Anthem of the U.S. state of Idaho

"Here We Have Idaho" is the official state song of Idaho. The music was originally composed by Sallie Hume-Douglas for a song titled "Garden of Paradise," which Hume-Douglas copyrighted in 1915. In 1917, two students at the University of Idaho used the music for their entry in a campus song contest. McKinley Helm wrote a verse for the song, and Alice Bessee adapted the "Garden of Paradise" music to fit. Under the title "Our Idaho," the song won the contest that year and eventually became the university's alma mater. The university later learned that Hume-Douglas had copyrighted the music, and obtained permission from her to continue using it for "Our Idaho."

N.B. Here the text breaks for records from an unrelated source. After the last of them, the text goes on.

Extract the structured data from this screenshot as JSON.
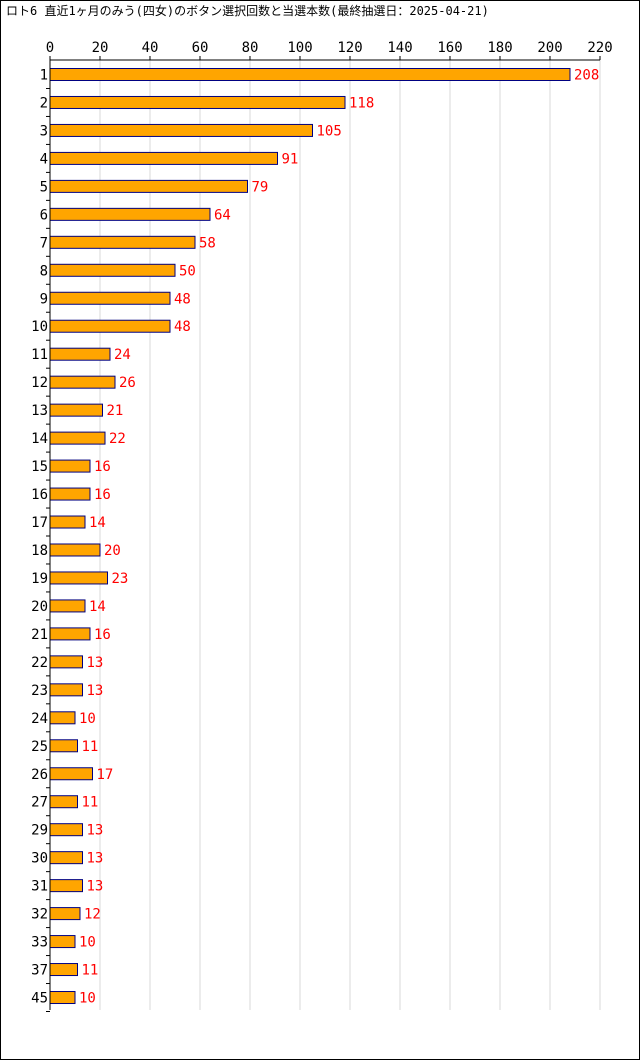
{
  "chart_data": {
    "type": "bar",
    "orientation": "horizontal",
    "title": "ロト6 直近1ヶ月のみう(四女)のボタン選択回数と当選本数(最終抽選日：2025-04-21)",
    "categories": [
      "1",
      "2",
      "3",
      "4",
      "5",
      "6",
      "7",
      "8",
      "9",
      "10",
      "11",
      "12",
      "13",
      "14",
      "15",
      "16",
      "17",
      "18",
      "19",
      "20",
      "21",
      "22",
      "23",
      "24",
      "25",
      "26",
      "27",
      "29",
      "30",
      "31",
      "32",
      "33",
      "37",
      "45"
    ],
    "values": [
      208,
      118,
      105,
      91,
      79,
      64,
      58,
      50,
      48,
      48,
      24,
      26,
      21,
      22,
      16,
      16,
      14,
      20,
      23,
      14,
      16,
      13,
      13,
      10,
      11,
      17,
      11,
      13,
      13,
      13,
      12,
      10,
      11,
      10
    ],
    "xlim": [
      0,
      220
    ],
    "x_ticks": [
      0,
      20,
      40,
      60,
      80,
      100,
      120,
      140,
      160,
      180,
      200,
      220
    ],
    "grid": true,
    "xlabel": "",
    "ylabel": "",
    "colors": {
      "bar_fill": "#FFA500",
      "bar_stroke": "#000080",
      "value_label": "#FF0000",
      "grid": "#D8D8D8",
      "axis": "#000000"
    }
  }
}
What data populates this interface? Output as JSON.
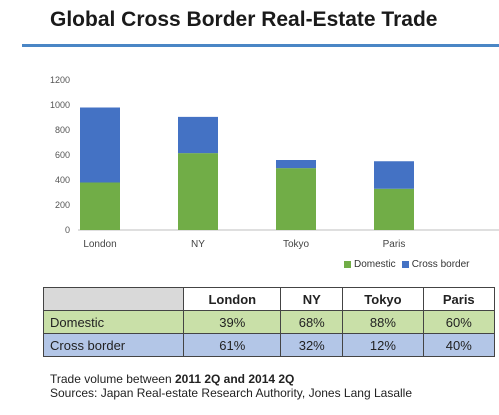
{
  "title": "Global Cross Border Real-Estate Trade",
  "chart_data": {
    "type": "bar",
    "stacked": true,
    "categories": [
      "London",
      "NY",
      "Tokyo",
      "Paris"
    ],
    "series": [
      {
        "name": "Domestic",
        "color": "#71ad47",
        "values": [
          380,
          615,
          495,
          330
        ]
      },
      {
        "name": "Cross border",
        "color": "#4472c4",
        "values": [
          600,
          290,
          65,
          220
        ]
      }
    ],
    "ylim": [
      0,
      1200
    ],
    "yticks": [
      0,
      200,
      400,
      600,
      800,
      1000,
      1200
    ],
    "grid": false,
    "legend_position": "bottom-right"
  },
  "table": {
    "headers": [
      "",
      "London",
      "NY",
      "Tokyo",
      "Paris"
    ],
    "rows": [
      {
        "label": "Domestic",
        "values": [
          "39%",
          "68%",
          "88%",
          "60%"
        ]
      },
      {
        "label": "Cross border",
        "values": [
          "61%",
          "32%",
          "12%",
          "40%"
        ]
      }
    ]
  },
  "note": {
    "line1_prefix": "Trade volume between",
    "line1_range": "2011 2Q and 2014 2Q",
    "line2": "Sources: Japan Real-estate Research Authority, Jones Lang Lasalle"
  }
}
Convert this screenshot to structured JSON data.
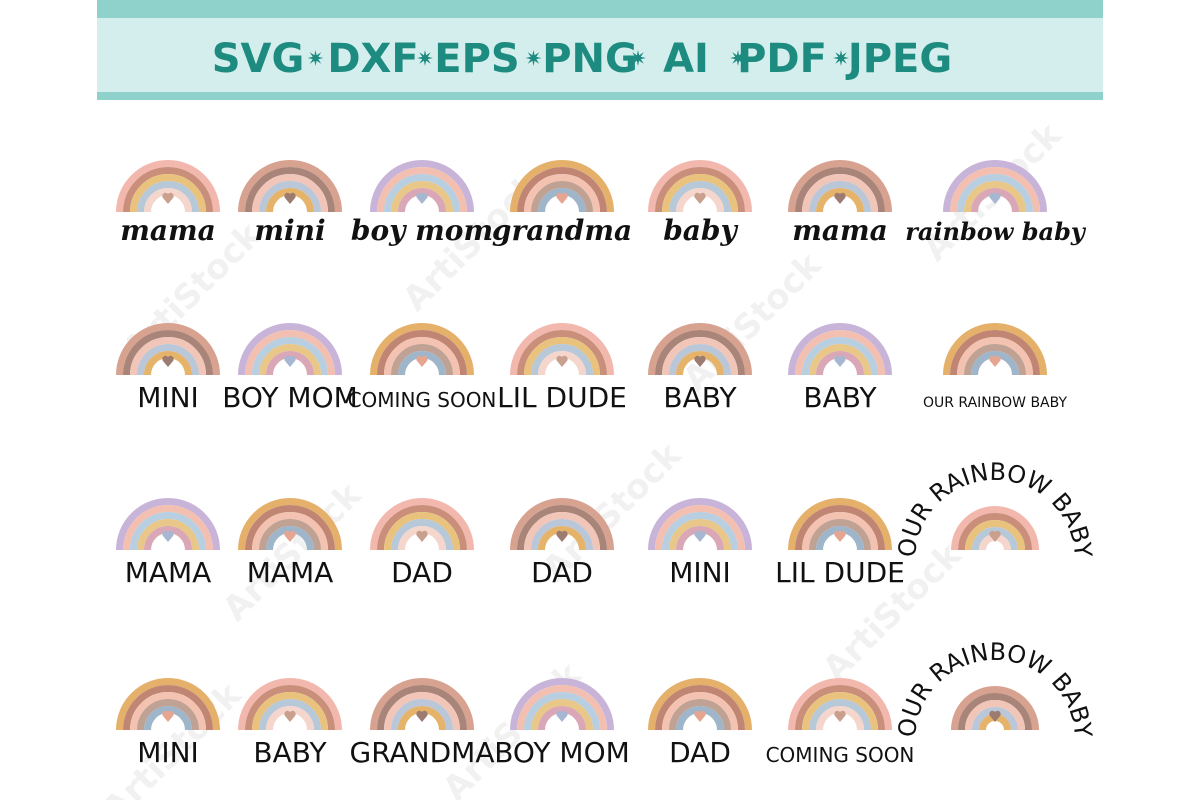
{
  "header": {
    "formats": [
      "SVG",
      "DXF",
      "EPS",
      "PNG",
      "AI",
      "PDF",
      "JPEG"
    ]
  },
  "watermark": "ArtiStock",
  "designs": [
    [
      "mama",
      "mini",
      "boy mom",
      "grandma",
      "baby",
      "mama",
      "rainbow baby"
    ],
    [
      "MINI",
      "BOY MOM",
      "COMING SOON",
      "LIL DUDE",
      "BABY",
      "BABY",
      "OUR RAINBOW BABY"
    ],
    [
      "MAMA",
      "MAMA",
      "DAD",
      "DAD",
      "MINI",
      "LIL DUDE",
      "OUR RAINBOW BABY"
    ],
    [
      "MINI",
      "BABY",
      "GRANDMA",
      "BOY MOM",
      "DAD",
      "COMING SOON",
      "OUR RAINBOW BABY"
    ]
  ]
}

In the meantime, Albert J. Tompkins, Director of Music in the Boise Public Schools, had written two additional verses for the song. These were combined with Helm's verse (used as a chorus) to form "Here We Have Idaho," which the Idaho Legislature designated as the Idaho state song in 1931.

== Lyrics ==
|
 Verse 1 You've heard of the wonders our land does possess Its beautiful valleys and hills The majestic forests where nature abounds We love every nook and rill Chorus And here we have Idaho Winning her way to fame Silver and gold in the sunlight blaze and romance lies in her name Singing, we're singing of you Ah, proudly too, All our lives through, we'll go Singing, singing of you, Singing of Idaho. Verse 2 There's truly one state in this great land of ours Where ideals can be realized. The pioneers made it so for you and me, A legacy we'll always prize. Chorus And here we have Idaho Winning her way to fame Silver and gold in the sunlight blaze and romance lies in her name Singing, we're singing of you Ah, proudly too, All our lives through, we'll go Singing, singing of you, Singing of Idaho.